Her doctor was also different than those who had provided care in other settings. “He wanted to know if I knew what was going to happen, and asked me questions,” Angel says. “When he saw my expression, he said ‘Well, you don’t look like you know what’s going on. Do you need me to explain it again? I want to make sure you know when you leave here that you know what is going to happen.’”
She remembers that the nurse held her hand and talked her through the needle aspiration, which did identify some irregular cells. “The doctor explained that I could have a partial thyroidectomy or remove the whole thing, but that the decision was totally mine. He said they would do a full examination of my thyroid once it was removed and would let me know the pros and cons if I needed further treatment, but that my decision didn’t have to be made that day.”
So, Angel scheduled her next appointment, went home and, after talking with her family, decided to go ahead with a full thyroidectomy, removal of the entire thyroid gland, at Roswell Park.
“Everybody was just so nice,” Angel says of her three-day recovery there after the surgery. “The nurses and residents that came in to check on me were nice and upbeat and kept asking ‘Do you need anything?’ They communicated with each other, they communicated with me. They said, ‘We are a team here… this is your team.’ Who would have thought I would be laughing right after surgery?” She holds up her cell phone to show a photo of herself in the hospital bed post-surgery, smiling brightly.
Changing the perception of a cancer center
What Angel, who is a Fidelis membership services specialist, really wants to drive home in the African American community is that Roswell Park is hope, not death as many contend. “We judge Roswell Park by its cover because of its name. But when you start opening it up you realize that they’re about hope,” she says. “They’re about education, they are about strength, they are about encouragement, they’re about support. And warmth.”

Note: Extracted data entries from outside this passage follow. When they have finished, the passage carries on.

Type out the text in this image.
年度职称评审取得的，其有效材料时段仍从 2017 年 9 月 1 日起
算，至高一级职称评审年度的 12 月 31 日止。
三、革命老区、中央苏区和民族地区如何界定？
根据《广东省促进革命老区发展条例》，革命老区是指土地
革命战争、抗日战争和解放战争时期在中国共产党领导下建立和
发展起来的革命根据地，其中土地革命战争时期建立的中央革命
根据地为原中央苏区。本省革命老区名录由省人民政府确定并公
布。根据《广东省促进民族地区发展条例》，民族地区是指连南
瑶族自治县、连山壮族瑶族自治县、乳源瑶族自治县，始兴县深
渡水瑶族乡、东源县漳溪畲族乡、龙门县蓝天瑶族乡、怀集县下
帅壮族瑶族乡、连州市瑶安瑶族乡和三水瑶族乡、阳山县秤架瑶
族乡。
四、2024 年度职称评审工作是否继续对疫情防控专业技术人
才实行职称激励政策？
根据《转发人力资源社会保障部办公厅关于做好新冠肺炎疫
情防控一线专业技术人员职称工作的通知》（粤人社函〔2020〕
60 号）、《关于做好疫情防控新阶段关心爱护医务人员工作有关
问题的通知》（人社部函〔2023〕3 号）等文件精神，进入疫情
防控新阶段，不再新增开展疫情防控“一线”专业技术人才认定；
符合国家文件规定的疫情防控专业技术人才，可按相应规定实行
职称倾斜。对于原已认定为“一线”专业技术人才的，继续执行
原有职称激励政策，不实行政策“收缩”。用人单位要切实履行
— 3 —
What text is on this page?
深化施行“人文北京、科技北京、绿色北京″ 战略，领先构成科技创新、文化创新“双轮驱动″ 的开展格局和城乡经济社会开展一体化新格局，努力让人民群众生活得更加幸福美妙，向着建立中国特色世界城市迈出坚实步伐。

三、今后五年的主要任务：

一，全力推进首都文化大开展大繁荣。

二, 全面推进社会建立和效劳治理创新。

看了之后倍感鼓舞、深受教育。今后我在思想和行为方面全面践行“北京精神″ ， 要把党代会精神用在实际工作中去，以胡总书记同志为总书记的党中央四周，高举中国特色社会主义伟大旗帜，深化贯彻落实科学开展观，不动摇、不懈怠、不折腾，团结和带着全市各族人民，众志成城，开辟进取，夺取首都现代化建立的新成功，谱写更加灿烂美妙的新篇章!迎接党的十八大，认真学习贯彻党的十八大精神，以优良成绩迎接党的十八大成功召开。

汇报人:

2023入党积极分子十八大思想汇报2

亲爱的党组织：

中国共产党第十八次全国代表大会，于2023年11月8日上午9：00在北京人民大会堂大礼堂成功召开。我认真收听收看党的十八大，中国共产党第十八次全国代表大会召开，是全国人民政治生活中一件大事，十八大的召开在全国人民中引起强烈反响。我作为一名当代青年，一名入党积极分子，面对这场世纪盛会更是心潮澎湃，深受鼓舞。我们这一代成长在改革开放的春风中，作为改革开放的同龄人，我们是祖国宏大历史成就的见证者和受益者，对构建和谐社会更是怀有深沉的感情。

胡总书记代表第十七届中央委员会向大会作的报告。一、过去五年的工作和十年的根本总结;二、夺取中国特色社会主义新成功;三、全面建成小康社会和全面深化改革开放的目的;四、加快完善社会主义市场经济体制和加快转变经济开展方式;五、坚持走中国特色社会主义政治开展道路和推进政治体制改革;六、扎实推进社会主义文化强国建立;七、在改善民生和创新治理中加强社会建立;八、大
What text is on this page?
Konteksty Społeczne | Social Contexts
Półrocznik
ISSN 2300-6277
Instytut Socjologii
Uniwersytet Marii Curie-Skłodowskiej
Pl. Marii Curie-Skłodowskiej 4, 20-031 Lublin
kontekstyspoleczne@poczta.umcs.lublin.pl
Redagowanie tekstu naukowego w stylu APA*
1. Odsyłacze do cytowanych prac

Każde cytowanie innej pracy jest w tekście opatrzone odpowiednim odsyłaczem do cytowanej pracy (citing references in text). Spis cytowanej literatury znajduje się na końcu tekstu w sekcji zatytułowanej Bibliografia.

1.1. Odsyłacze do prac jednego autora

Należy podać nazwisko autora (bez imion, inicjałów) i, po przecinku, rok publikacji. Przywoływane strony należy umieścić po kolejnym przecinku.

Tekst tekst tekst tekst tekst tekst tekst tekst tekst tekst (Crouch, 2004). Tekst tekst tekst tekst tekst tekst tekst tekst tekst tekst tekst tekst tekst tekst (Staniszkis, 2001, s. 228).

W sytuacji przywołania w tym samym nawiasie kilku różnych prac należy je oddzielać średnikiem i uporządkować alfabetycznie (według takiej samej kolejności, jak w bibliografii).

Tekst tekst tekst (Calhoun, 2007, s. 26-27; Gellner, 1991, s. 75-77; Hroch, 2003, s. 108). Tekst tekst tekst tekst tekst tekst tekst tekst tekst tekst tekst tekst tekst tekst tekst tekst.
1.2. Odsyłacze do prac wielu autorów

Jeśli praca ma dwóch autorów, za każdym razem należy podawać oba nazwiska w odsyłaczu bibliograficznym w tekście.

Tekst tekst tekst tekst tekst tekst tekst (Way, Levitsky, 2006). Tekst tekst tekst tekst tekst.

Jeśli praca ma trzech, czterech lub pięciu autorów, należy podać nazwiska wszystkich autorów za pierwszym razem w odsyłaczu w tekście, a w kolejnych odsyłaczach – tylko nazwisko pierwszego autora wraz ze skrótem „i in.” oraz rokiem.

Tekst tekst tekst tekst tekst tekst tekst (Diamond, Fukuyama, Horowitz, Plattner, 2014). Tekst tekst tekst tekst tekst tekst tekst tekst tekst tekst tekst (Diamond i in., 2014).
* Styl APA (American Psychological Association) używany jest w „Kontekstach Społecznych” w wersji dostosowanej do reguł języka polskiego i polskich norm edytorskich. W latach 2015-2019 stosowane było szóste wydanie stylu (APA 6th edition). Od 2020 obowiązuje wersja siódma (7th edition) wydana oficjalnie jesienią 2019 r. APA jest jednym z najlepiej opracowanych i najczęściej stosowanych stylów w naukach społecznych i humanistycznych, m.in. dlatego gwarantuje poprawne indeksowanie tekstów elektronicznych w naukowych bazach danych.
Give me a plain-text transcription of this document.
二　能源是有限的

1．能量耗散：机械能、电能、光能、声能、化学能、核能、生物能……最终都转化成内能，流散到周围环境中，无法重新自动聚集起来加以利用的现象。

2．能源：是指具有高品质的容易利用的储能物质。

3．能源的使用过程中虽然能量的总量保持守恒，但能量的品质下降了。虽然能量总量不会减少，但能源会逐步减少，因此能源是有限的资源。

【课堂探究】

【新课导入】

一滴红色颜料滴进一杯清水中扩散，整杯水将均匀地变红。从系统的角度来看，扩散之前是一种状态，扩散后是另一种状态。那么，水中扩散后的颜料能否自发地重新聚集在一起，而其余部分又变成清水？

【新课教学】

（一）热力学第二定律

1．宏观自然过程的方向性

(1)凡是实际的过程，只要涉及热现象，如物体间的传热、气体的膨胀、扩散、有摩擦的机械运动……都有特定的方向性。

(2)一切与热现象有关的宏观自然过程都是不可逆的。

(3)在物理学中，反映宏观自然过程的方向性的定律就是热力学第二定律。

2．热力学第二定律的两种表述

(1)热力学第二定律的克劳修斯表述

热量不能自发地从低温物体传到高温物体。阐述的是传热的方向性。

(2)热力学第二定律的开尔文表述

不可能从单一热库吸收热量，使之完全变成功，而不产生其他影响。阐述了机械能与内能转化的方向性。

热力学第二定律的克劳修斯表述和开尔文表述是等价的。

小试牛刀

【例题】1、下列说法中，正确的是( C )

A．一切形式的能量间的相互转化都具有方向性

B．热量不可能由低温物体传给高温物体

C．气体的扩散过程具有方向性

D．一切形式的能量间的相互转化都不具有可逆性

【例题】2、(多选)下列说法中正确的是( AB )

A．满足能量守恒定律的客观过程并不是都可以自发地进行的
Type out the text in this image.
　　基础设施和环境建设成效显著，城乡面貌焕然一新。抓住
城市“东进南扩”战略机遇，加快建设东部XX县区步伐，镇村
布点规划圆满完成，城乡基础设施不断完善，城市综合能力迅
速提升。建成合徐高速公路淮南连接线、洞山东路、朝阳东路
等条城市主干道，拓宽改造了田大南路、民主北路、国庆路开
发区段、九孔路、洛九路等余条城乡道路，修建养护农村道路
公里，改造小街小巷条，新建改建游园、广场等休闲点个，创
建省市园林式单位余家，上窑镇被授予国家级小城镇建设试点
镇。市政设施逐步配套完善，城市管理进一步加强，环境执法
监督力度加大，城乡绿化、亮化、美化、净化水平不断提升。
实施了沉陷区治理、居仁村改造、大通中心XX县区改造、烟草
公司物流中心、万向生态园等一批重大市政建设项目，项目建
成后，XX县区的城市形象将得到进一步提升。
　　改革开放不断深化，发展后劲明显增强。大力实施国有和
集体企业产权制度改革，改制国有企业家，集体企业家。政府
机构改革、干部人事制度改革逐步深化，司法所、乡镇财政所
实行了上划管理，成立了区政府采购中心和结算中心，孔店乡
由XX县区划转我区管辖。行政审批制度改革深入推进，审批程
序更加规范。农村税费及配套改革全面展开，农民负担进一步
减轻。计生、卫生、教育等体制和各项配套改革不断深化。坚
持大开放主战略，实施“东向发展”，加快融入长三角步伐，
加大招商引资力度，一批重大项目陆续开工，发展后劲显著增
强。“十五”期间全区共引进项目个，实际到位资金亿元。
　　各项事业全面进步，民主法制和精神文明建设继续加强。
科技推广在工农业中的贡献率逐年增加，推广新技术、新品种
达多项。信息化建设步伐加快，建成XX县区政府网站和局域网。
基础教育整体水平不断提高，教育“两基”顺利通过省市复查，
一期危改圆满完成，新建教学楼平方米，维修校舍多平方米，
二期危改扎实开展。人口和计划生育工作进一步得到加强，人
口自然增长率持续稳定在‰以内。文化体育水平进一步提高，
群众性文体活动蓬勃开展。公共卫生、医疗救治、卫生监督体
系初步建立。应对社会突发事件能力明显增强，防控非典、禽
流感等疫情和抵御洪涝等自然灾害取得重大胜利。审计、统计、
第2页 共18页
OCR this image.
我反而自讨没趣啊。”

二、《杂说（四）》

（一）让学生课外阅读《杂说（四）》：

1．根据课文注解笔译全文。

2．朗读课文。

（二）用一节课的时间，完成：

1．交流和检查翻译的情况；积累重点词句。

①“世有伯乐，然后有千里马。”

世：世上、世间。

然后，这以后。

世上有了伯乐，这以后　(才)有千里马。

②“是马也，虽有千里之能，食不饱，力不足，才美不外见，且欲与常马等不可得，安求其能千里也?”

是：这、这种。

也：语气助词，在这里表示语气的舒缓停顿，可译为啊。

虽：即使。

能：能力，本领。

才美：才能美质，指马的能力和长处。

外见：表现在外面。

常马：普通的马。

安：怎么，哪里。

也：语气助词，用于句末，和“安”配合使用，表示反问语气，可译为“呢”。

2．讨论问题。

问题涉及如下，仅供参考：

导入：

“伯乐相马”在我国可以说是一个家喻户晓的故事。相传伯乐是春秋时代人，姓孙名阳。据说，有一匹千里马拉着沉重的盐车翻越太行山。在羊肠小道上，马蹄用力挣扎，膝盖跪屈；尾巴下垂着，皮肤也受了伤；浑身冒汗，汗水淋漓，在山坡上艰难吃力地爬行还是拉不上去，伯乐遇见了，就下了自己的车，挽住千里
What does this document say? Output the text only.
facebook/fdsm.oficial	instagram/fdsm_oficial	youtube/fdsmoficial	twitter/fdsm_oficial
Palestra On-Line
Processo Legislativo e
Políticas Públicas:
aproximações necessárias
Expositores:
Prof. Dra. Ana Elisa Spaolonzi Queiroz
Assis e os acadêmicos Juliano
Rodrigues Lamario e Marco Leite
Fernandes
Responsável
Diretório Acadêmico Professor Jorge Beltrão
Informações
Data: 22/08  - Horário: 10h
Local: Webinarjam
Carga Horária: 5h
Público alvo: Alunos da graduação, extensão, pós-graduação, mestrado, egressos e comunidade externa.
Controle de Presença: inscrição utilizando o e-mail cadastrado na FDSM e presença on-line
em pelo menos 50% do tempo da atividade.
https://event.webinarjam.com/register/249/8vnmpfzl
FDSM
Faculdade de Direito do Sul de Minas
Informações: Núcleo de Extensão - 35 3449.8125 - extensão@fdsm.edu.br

She also wants to champion a message to African Americans and other people of color about proactively taking care of their health – about following through on appointments and screenings, especially when it comes to cancer.
“If I can change one person’s view about taking care of themselves that’s what I want my story to be,” she confides. “I want to let people know it’s scary, it’s terrifying, it’s gut-wrenching. You’re going to have sleepless nights; you’re going to worry. But you’re not by yourself and it’s worth the journey. And no matter what the outcome is going to be, it’s worth it. Had I not followed through I might not be sitting here right now. But I did.”
Editor’s Note: Cancer patient outcomes and experiences may vary, even for those with the same type of cancer. An individual patient’s story should not be used as a prediction of how another patient will respond to treatment. Roswell Park is transparent about the survival rates of our patients as compared to national standards, and provides this information, when available, within the cancer type sections of this website.